Comment se conduire avec les étrangers

Chapitre du 9 mars 1887

“Nos œuvres nous obligeant à communiquer avec le dehors, nous aurons habituellement la pensée que nous devons porter avec nous la lumière de Jésus-Christ, sachant que notre extérieur doit prêcher aussi bien et même beaucoup mieux que nos paroles” (Const., Art. XXII:1; p. 79-80).

Notre physique, notre extérieur doit être partout le même sans doute. Nous ne sommes pas des acteurs, nous n'avons pas à changer de masques, à faire d'autres personnes. Nous devons pourtant être plus respectueux avec nos supérieurs, plus libres avec nos inférieurs, en évitant bien toutefois d’imposer, de prendre des airs mortifiants. Évitons bien surtout de scandaliser les personnes par un air trop dégagé, des manières trop faciles. Composons notre personne selon les circonstances, mais simplement: c’est l’affaire d’un peu de jugement. Il est autant défendu de blesser le prochain par ces manières-là que par des injures. Si nous assistons à une réunion d'enterrement, il ne faut pas tenir des discours joyeux. Si au contraire nous sommes en joyeuse compagnie, nous blesserions par des airs tristes et austères. Si rien ne dépasse et ne blesse les bienséances religieuses, le mieux est de faire comme font les autres. Notre saint Fondateur jouait aux cartes par charité. Ne nous imposons jamais, surtout pour faire la correction au prochain. Ce qui serait pour nous un devoir dans un collège où nous représentons la règle, l'ordre, cesse de le devenir en dehors de là. Faisons-nous tout à tous, pour les gagner tous à Jésus-Christ.

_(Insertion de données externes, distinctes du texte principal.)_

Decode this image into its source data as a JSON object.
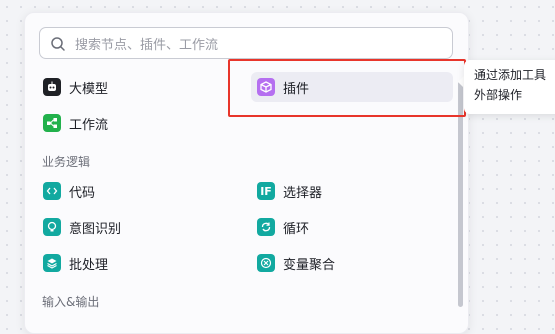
{
  "search": {
    "placeholder": "搜索节点、插件、工作流"
  },
  "nodes": {
    "llm": {
      "label": "大模型",
      "icon": "robot-icon",
      "color": "#1f2126"
    },
    "plugin": {
      "label": "插件",
      "icon": "cube-icon",
      "color": "#b56ff0"
    },
    "workflow": {
      "label": "工作流",
      "icon": "flow-icon",
      "color": "#22b14c"
    }
  },
  "sections": {
    "logic": {
      "title": "业务逻辑",
      "items": {
        "code": {
          "label": "代码",
          "icon": "code-icon",
          "color": "#12a9a0"
        },
        "selector": {
          "label": "选择器",
          "icon": "if-icon",
          "color": "#12a9a0"
        },
        "intent": {
          "label": "意图识别",
          "icon": "bulb-icon",
          "color": "#12a9a0"
        },
        "loop": {
          "label": "循环",
          "icon": "loop-icon",
          "color": "#12a9a0"
        },
        "batch": {
          "label": "批处理",
          "icon": "layers-icon",
          "color": "#12a9a0"
        },
        "aggregate": {
          "label": "变量聚合",
          "icon": "aggregate-icon",
          "color": "#12a9a0"
        }
      }
    },
    "io": {
      "title": "输入&输出"
    }
  },
  "tooltip": {
    "line1": "通过添加工具",
    "line2": "外部操作"
  },
  "highlight_color": "#e8352b"
}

“Nous éviterons de nous occuper des choses du monde, surtout de nous impliquer dans des questions de mariages, de testaments, etc. (Const., Art. XXII:2; p. 80).

Il ne faut pas être des agents matrimoniaux. On peut donner un conseil sans doute, mais il faut être bien prudent. Si vous dites: “Ne faites pas ce mariage”, vous rendez les deux partis mécontents. Si au contraire vous dites: “Faites ce mariage”, on vous rendra responsable. Dites, quand vous êtes embarrassé, de consulter Dieu, mais évitez surtout qu'on dise: “C’est le père un tel qui a fait ce mariage”. Effaçons-nous toujours bien. Il est bien permis sans doute et il est de notre devoir d'avoir une certaine influence, mais il faut mêler à cela tant de prudence, faire cela tellement avec le bon Dieu que nous n'encourions jamais de responsabilité. Je n’ai jamais vu, je crois, d’intimité très grande de religieux avec des personnes du monde, qui n'ait été rompue au bout d'un certain temps, et souvent après des faits regrettables.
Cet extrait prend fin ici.